Six hundred pages of dream sequence? Or a brilliant narrative that continually morphs, leaving the reading wondering who is who and what is real? I thoroughly enjoyed this read. The author creates a cast of ethereal characters who have no apparent connections. They do capture your attention, however, and draw you into their stories. Describing the book is quite difficult, actually. I recommend reading it yourself to see what you get out of it.





*Warning* If you don't like puns, don't read this book. If shakespeare wrote a fairy tale, this would be it. The turns of phrase are impeccable. Although I often wanted to prick the princess with a pin and make her fall to earth, purely for the joy of seeing her finally have something strike her back, I liked the story. As can be expected with fairy tales, the plot is otherworldly but the prose is magical. I really enjoyed this read and found myself imagining how kids would react to the tale.







I re-read this book after it came up in conversation last week. The story is beautifully crafted. Charlie's tale is sweet and poignant. I recommend it to everyone.











Sad. But uplifting. I waited too long to read this.
 
 
 
 
 
 
 
 
 





After reading Maus, seeing District 9 and reading this book, I am wondering if the human race has any redeeming qualities. The satire and zany characters make it a particularly entertaining read. Saunders has a quirky sense of humor that reminds me a lot of Terry Pratchett. A short read, but one that is quite profound for such a seemingly comedic situation.


These book exemplify creativity. The author transcends the autobiography genre by illustrating his story instead of merely telling it. By being forced to look into the eyes of the characters, the reader can't ignore their "human side" (though, oddly enough, none are actually human).

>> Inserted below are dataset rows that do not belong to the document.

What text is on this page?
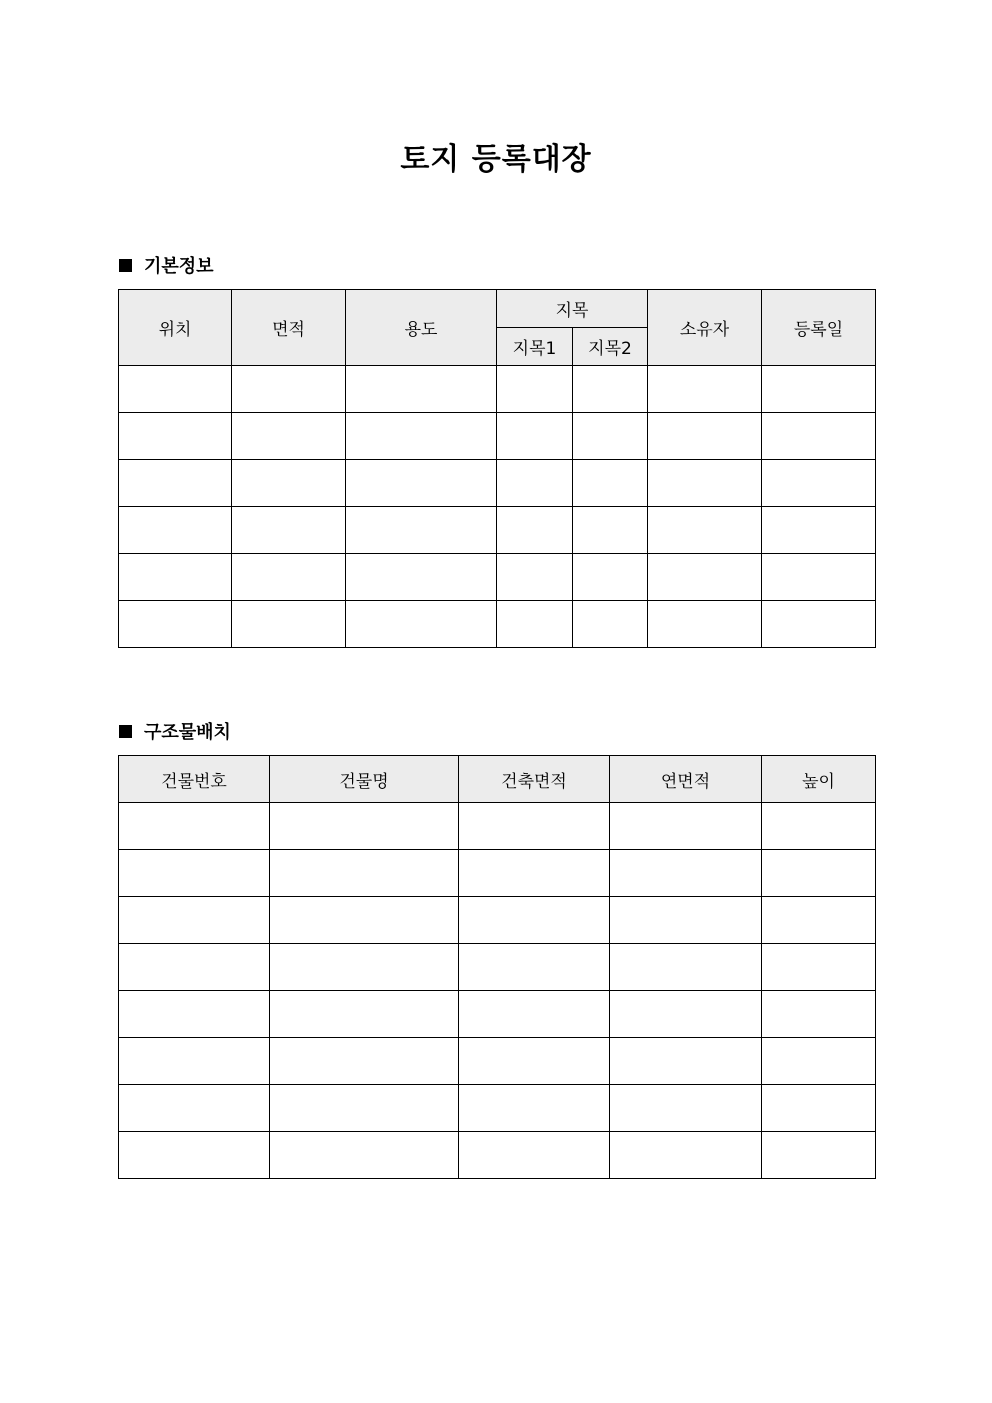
토지 등록대장
기본정보
위치	면적	용도	지목		소유자	등록일
			지목1	지목2		

구조물배치
건물번호	건물명	건축면적	연면적	높이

My recent quest to read more non-fiction began with this book. My sister read it based on the recommendation of a friend of hers, who apparently loves to learn about the history of beverages. This book covers one of the most interesting topics I have read about. I have been reminded of some random portion of it every day since I began reading it. I drink at least one of the six drinks (beer, wine, spirits, tea, coffee, and coca-cola) during the course of most days. Learning the history behind such common beverages is quite fascinating. In a way, it made me feel a little better about humanity. That we have been drinking some of these things since we first stood erect shows that we are able to maintain a continuity of sorts, even as the world continues to rapidly evolve. And somehow that makes me feel better. Don't ask me why.